While the necessity of deduplication in the above example is generally reflected in data augmentation of training text, in an embodiment of the present invention, a method for data enhancement is provided, which is as follows: the common knowledge point standard questions of the question-answering robot (namely the education school App) of the embodiment of the invention are 1.9 ten thousand, the similar questions corresponding to the standard questions are 8 ten thousand plus, the total amount of the standard questions and the similar questions is more than 10 ten thousand plus, for example: a standard question: the baby of my family looks nice and nice, and the similarity question is: the baby looks like | | i's baby is really beautiful | | | i's baby is really lovely, this is the data in the database, such data bulk is far from being deficient to twinborn Albert multitask model, however the embodiment of the invention, on the premise of not changing the sample distribution, adopt the form of cartesian product, by 10 ten thousand + data, 200 ten thousand pieces of data have been generated, the sample format after generating is labels (or called combination label) of sentence 1, sentence 2, sentence 1 and sentence 2, the label of sentence 1, the label of sentence 2, wherein the label of sentence 1 and sentence 2 is 0 and 1, represent two sentences to be similar or not separately, namely the combination label is 1 and represents similarly, the combination label is 0 and represents two sentences to be dissimilar; the labels of sentence 1 and sentence 2 are three-level labels below knowledge, and exemplarily, "child care/growth/premature infant growth" is a label, wherein "child care" is a first-level label, and "growth" is a third-level label, and the number of the labels is 2662, and these data constitute a data set of the training model, and meanwhile, in order to eliminate redundant data, it is necessary to perform deduplication on similar data in the data set. In addition, in the third-level tag, two previous levels of the third level may be the same, and in another possibility, in order to ensure the matching accuracy, two sentences may be determined to be similar under the condition that the three-level tags are completely the same.
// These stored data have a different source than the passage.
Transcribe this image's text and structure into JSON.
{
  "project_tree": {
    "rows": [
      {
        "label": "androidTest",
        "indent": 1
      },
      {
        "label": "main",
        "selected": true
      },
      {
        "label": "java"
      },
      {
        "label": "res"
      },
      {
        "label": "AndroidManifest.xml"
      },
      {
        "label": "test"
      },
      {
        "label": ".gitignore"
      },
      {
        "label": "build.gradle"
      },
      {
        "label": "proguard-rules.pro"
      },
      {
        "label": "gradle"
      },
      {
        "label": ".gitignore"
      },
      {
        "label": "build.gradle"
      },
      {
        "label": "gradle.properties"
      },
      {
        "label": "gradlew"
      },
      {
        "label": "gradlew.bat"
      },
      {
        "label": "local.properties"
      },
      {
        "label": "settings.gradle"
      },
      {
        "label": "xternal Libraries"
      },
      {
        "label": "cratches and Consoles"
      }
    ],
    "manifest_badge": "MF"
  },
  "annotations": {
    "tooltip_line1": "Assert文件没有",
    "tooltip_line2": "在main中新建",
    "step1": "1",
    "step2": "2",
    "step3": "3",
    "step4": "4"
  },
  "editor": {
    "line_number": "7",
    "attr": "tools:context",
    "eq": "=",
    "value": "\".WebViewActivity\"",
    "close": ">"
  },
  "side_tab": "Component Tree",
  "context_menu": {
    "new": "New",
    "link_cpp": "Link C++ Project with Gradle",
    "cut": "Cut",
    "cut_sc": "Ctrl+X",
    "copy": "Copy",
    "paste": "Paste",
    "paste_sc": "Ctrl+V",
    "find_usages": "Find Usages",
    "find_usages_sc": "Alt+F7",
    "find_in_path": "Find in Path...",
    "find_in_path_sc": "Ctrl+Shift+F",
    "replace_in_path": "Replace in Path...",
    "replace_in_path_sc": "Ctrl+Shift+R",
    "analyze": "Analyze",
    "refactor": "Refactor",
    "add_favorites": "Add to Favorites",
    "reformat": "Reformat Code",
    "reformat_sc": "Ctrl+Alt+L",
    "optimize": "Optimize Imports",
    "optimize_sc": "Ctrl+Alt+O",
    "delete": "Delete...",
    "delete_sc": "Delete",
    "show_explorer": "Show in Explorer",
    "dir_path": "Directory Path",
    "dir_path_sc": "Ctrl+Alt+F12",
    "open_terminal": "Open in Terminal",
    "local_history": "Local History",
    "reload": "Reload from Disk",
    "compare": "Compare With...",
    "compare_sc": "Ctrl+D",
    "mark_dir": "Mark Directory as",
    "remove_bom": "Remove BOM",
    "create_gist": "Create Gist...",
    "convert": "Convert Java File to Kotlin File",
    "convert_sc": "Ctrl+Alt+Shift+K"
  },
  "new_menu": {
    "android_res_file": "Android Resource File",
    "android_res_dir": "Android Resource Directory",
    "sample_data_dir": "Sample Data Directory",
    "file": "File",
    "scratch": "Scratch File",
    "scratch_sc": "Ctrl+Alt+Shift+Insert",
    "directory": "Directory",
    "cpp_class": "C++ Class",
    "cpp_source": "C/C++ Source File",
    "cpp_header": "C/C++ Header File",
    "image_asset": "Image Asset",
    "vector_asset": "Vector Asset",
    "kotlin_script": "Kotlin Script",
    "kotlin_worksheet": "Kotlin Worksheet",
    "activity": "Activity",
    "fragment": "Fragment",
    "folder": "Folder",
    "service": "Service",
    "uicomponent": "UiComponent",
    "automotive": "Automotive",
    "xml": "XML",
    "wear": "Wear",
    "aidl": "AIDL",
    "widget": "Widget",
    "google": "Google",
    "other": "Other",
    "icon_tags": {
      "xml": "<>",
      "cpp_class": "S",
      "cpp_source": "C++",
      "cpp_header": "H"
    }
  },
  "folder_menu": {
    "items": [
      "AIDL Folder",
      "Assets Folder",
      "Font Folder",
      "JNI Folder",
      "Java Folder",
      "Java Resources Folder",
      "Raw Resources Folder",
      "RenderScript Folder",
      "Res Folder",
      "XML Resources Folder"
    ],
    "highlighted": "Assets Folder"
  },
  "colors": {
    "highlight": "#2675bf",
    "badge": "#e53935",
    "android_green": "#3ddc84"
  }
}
Specifically, in practical application, the problems are as follows: the top100 of the ' baby afternoon nap duration ' returned by the millius is [ ' how much the baby afternoon nap is fit, how much the baby afternoon nap needs to sleep ', … …, ' the baby likes to eat sugar ', ' the baby always likes to cry ' ], the similarity is [ ' how much the baby afternoon nap is fit, how much the baby afternoon nap needs to sleep ', ' how much the baby afternoon nap is most reasonable to the body ' ], thus, label is 2 [ ' how much the baby sleeps fit for afternoon nap ', ' how much the baby sleeps to be fit for the baby ' the baby afternoon nap of the baby ', label is 1 [ ' how much the baby sleeps to be most reasonable to the body ' ], label is 0 [ ' the baby likes to sugar ', ' the baby always love to cry ' ], after the millius is supplemented, the n value is larger, the representation and the relevance of the problem are lower.
In practical application, if the data entry expanded in the training set is wider subsequently, label design with more than three levels may be involved, and the specific setting may be determined according to actual conditions, which is not specifically limited in the embodiment of the present invention.
In conclusion, the inventor finds that the conventional method adopts an Albert model to input sentences into the model and then performs feature extraction, so that the embedding calculated by each sentence simultaneously contains the information of sentence pairs and cannot well distinguish the two sentences; the twin network is adopted, the sentence pairs are respectively input into each network, the independence of each sentence is guaranteed, so that the embedding extracted from the model is mutually independent, then the model fusion method is adopted to fuse the information of each sentence, the advantages of guaranteeing the independence of each sentence and containing the fusion information of the sentence pairs are achieved, and the calculation output effect of the model is better.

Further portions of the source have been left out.